Question: You mentioned that you have data that shows the importance of the emotional experience. Is that data available for us to share with our stakeholders?

Answer: The data I referred to comes from Forrester’s CX Index™. You may have access to it if your agency is a Forrester client. I also blogged on the topic a few months ago right here where anyone can read it. One of the key points I made in the blog post was that organizations at the top of the CX Index elicit positive emotions about 20 times as often as orgs. at the bottom of the Index. The trend is similar for federal agencies—those that rank higher on the Index elicit positive emotions many times more often than agencies at the bottom.

Question: How about Section 508 Coordinators? Is the CIO taking the lead as far as accessibility? Does the person who does 508 work with CX?

Answer: At agencies that have a high level of CX maturity, 508 Coordinators play a key CX role. They are major CX stakeholders and should definitely be brought into the decisionmaking process. If you work on 508 issues and you find that your agency is making CX decisions without you, I encourage you to be assertive and find ways to make your voice heard.

In fact, you may have some excellent ideas on how to improve the experience for all of your agency’s customers. After all, getting CX right for customers with bigger challenges often means better CX for everyone as a result. (That’s why you often design for the most challenging of your key personas. When you nail CX for them, you tend to make it better for everyone else, too.)

As for CIOs, they often take the de facto lead on CX in agencies without official CX governance because they are so integral to much of the customer experience. That isn’t ideal, however; CIOs have too much else on their plate. Digital is only part of the federal customer experience, and of course many CIOs just aren’t ready to start thinking and acting customer-centrically.

Question: What are some good metrics for baseline measures and to gauge improvements?

Answer: There is so much to say on this topic! But for starters, make sure you measure:

  • All 3 Es (Effectiveness, Ease, and Emotion). This doesn’t need to be complicated when you are just starting out. Simply make sure customers can accomplish what they are trying to do, easily, and that they feel good about it.
  • The customer’s perspective.
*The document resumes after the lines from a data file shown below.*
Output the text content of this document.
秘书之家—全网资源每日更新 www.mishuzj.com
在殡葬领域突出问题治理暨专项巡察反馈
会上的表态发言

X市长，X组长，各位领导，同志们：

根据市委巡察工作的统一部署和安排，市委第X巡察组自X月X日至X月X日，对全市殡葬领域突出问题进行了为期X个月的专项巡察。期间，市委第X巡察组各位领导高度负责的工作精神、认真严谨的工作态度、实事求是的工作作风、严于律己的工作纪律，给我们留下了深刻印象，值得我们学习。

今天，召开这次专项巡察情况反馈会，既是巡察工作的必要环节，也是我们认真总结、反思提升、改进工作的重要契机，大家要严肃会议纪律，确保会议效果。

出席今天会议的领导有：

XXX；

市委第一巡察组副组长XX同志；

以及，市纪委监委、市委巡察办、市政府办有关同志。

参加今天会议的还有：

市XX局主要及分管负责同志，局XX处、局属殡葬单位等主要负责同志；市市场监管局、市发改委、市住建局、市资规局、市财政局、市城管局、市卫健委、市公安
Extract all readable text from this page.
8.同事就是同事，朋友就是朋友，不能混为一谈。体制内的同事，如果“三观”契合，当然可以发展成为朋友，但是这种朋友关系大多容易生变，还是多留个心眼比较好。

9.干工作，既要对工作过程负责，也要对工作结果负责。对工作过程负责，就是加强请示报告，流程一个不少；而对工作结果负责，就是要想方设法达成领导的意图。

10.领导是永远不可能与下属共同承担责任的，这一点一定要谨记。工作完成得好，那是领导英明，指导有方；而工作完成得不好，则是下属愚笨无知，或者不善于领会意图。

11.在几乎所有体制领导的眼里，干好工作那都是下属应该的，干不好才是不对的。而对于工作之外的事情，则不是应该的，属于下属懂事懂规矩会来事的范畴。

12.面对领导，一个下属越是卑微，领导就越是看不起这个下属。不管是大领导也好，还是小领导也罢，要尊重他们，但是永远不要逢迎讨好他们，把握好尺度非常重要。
It’s so easy to accidentally measure your own internal perspective rather than the customers’. For instance, if your internal IT help desks have very fast trouble ticket closure rates, it’s easy to think that they are solving solving customers’ problems easily. And they may be—but that’s not what you’re measuring. You’re simply measuring how fast help desk employees can close tickets, not whether the customers’ problems were actually solved.
  • How your CX performance affects your mission success. CX isn’t an end in itself—it has to help you accomplish your agency’s goals. So identify mission performance metrics that you can match up with CX performance measures. Then see how well units that score well on CX perform on mission metrics as compared to units that do not score well on CX. That way you’ll quickly identify which CX changes drive the biggest wins on your mission performance goals, and you’ll build hard data on the ROI of CX investments.

So, based on what you learned here and on the webinar, what does your agency plan to do to improve CX in the coming year? Get started now, so you have good stories to tell during the next Customer Service Week in October 2016.